Better, speculated one trader in the Financial Times’ Alphaville blog on Monday. The IMF will be more lenient toward Greece, and maybe Ireland, which also wants a reduced interest rate, because of the “black eye” it received from the weekend’s arrest.

Worse, other experts predicted, because it will shift the IMF’s focus away from Europe, where DSK had it firmly fixed.

Some think that’s a major risk, particularly if Asian and Latin European members succeed in getting a non-European appointed as head of the institution, which traditionally has been headed by a European. British bookmaker William Hill was putting the best odds May 18 on Kemal Davis, former Turkish Finance Minister, for IMF successor. Davis is from an “emerging” economy, still European but perhaps more sympathetic with other countries on Europe’s so called “periphery,” such as Greece and Ireland.

French Finance Minister Christine Lagarde had been near the bottom of the bookies’ lists with 14 to 1 odds. By this morning, she was the front-runner. The latest odds showed Agustin Carstens, governor of the Bank of Mexico, at the bottom with 25 to 1 odds against him.

But then again, maybe a Latin American would know what it felt like to be Greece, deep in a hole, with the IMF seemingly asking for impossible cutbacks.
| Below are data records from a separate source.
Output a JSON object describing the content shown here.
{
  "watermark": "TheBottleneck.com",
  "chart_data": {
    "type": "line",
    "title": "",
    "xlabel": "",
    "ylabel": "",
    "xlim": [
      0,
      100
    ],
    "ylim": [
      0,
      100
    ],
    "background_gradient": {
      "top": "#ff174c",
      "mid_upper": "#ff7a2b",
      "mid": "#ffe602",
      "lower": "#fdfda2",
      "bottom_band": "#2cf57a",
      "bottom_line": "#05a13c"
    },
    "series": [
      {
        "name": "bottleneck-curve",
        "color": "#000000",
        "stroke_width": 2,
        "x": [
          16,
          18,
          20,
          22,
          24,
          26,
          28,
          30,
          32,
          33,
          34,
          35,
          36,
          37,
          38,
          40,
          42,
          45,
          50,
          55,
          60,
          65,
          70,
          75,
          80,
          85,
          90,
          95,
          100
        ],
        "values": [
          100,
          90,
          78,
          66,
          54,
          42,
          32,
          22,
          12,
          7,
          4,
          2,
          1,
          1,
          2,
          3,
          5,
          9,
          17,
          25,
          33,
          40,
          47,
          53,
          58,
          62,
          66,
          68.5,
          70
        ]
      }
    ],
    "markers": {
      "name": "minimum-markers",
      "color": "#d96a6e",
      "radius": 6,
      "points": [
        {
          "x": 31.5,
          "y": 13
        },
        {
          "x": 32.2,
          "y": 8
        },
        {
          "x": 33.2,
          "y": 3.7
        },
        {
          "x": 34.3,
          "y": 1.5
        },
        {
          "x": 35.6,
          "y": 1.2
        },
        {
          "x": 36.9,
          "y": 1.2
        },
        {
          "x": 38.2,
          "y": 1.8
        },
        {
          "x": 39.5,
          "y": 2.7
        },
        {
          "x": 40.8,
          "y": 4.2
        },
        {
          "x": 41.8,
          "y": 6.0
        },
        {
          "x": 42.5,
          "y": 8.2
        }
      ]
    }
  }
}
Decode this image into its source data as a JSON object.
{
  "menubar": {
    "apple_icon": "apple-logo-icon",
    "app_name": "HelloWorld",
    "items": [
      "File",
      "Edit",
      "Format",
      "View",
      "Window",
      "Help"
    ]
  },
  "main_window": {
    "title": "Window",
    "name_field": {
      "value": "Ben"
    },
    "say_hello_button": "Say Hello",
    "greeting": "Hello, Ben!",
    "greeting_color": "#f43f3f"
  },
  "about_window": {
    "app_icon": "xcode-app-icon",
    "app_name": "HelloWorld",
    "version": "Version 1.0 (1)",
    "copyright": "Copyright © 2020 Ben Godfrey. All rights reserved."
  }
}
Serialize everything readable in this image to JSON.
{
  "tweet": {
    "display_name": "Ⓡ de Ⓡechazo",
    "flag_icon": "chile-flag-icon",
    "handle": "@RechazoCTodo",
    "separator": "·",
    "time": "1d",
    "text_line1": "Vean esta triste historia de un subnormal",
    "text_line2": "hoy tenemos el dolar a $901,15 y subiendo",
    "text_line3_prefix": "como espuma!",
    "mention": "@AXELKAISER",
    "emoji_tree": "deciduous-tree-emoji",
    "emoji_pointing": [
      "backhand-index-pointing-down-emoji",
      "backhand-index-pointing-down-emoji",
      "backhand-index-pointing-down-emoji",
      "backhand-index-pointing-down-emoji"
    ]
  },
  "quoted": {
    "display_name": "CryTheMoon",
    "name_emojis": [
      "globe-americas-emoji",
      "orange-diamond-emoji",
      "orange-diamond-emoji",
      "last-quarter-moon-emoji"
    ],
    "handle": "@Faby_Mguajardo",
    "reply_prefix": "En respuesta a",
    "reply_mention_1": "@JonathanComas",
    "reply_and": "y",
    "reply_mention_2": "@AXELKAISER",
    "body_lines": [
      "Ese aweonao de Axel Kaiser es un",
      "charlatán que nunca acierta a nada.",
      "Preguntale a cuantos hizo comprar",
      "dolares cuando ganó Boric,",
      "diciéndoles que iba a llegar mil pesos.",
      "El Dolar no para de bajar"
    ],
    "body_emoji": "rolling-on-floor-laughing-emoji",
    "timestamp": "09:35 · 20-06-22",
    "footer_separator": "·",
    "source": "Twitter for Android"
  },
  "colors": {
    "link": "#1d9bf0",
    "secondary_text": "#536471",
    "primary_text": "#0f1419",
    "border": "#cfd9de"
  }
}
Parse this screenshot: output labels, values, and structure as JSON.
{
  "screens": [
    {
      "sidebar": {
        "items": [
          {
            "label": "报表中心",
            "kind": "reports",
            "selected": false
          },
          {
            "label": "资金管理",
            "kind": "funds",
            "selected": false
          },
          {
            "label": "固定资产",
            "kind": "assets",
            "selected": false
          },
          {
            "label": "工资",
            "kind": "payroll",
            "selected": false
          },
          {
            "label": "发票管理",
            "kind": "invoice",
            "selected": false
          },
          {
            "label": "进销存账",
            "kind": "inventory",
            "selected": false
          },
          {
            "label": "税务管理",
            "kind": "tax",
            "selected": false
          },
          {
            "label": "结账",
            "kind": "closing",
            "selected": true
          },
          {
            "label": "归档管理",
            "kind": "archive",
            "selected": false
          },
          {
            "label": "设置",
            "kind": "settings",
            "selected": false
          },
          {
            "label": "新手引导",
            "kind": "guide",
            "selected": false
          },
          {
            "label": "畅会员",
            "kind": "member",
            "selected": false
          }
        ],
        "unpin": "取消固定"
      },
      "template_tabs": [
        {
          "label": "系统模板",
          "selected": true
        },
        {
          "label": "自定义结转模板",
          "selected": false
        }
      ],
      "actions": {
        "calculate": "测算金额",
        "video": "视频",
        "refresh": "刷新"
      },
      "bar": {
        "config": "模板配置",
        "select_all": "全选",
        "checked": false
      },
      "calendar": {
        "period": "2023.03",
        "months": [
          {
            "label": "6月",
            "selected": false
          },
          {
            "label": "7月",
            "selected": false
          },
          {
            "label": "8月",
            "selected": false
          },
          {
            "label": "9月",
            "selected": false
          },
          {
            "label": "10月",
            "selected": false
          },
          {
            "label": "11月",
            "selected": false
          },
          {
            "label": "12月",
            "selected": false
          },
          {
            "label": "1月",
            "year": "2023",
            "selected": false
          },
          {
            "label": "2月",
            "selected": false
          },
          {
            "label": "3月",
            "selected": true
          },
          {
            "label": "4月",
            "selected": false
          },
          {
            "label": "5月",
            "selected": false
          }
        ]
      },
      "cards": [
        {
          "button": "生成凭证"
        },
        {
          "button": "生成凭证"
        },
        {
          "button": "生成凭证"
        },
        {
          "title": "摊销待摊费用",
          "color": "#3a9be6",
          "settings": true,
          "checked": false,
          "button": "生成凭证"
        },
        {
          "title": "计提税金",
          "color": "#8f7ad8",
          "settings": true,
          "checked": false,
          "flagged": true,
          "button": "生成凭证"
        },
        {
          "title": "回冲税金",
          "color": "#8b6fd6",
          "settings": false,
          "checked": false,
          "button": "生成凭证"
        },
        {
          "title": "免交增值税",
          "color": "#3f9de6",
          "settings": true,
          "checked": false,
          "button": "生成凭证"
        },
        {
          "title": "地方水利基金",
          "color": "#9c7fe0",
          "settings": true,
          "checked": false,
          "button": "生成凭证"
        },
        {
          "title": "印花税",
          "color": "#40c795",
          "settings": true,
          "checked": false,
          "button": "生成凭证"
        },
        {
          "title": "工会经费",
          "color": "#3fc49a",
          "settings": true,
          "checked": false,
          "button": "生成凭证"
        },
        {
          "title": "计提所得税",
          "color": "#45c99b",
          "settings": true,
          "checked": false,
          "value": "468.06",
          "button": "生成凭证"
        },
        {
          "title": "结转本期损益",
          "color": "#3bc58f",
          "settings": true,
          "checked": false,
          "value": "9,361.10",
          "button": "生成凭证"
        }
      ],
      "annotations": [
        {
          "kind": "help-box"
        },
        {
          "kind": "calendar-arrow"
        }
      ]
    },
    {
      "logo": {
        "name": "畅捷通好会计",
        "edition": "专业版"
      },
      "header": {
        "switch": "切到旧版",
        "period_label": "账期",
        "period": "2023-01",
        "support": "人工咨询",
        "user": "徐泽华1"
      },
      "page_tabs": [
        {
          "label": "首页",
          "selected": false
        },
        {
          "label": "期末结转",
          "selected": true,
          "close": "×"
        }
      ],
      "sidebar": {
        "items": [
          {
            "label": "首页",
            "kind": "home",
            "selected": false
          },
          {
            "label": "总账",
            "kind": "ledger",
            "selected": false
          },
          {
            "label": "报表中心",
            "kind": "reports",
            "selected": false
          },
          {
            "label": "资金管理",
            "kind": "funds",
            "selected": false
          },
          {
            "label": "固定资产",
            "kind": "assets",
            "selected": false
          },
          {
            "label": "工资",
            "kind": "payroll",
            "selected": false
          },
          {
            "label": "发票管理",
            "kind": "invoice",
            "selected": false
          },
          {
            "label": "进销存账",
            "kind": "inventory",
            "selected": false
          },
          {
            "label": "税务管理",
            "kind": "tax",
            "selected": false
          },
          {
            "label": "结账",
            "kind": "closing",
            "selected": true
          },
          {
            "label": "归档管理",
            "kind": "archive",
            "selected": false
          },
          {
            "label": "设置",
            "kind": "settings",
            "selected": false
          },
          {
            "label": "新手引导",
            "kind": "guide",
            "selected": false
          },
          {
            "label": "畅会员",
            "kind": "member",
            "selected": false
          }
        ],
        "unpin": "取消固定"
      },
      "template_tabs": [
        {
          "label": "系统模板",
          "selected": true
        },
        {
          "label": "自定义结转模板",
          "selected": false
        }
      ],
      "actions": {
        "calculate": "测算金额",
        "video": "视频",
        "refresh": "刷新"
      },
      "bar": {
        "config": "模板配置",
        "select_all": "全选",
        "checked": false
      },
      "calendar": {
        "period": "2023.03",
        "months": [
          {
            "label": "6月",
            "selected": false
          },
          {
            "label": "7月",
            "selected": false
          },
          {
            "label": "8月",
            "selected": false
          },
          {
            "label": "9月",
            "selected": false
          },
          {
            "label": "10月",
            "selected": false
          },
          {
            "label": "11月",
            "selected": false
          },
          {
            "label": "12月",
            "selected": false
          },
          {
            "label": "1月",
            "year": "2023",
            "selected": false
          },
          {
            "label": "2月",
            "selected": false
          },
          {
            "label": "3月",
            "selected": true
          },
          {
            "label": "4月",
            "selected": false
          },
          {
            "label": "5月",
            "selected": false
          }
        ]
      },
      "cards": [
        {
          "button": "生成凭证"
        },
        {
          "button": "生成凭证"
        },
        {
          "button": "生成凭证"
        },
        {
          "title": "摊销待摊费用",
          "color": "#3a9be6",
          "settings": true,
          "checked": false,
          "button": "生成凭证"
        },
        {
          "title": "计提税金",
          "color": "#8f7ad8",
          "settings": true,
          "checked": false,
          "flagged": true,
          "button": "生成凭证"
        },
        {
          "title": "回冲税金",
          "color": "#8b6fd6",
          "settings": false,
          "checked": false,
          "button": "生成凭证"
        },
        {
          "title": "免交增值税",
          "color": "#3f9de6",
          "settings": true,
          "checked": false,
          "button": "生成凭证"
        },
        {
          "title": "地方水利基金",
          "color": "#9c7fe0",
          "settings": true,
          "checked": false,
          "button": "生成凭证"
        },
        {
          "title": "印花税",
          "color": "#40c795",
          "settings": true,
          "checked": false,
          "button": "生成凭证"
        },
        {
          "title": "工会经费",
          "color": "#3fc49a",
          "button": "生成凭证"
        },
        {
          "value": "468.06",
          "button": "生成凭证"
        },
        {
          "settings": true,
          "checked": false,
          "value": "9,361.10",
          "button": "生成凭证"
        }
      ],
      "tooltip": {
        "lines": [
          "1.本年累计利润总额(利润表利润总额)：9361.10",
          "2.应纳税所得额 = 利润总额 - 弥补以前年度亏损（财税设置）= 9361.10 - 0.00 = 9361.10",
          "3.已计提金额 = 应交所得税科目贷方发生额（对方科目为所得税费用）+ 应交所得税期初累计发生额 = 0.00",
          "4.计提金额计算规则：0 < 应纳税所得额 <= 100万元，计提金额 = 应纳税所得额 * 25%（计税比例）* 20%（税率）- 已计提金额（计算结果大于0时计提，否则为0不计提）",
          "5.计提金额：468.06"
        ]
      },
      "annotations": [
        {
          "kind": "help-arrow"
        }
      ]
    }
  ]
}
-Sarah Glazer, author, “Future of the Euro,” CQ Global Researcher, May 17, 2011

1 comments:

Small Business Resources said...

As you say “Strauss Kahn’s policy isn’t working and cannot work” A badly run country and a well run country cannot have the same currency for very long unless the well run one keeps tipping its money down the mouth of the badly run one. Thus encouraging it to continue on the same track. Some sanctions are needed either the appalling prospect of direct, undemocratic, control from EU or floating currencies and the usual borrowing difficulties interest rate adjustments that the market would normally give.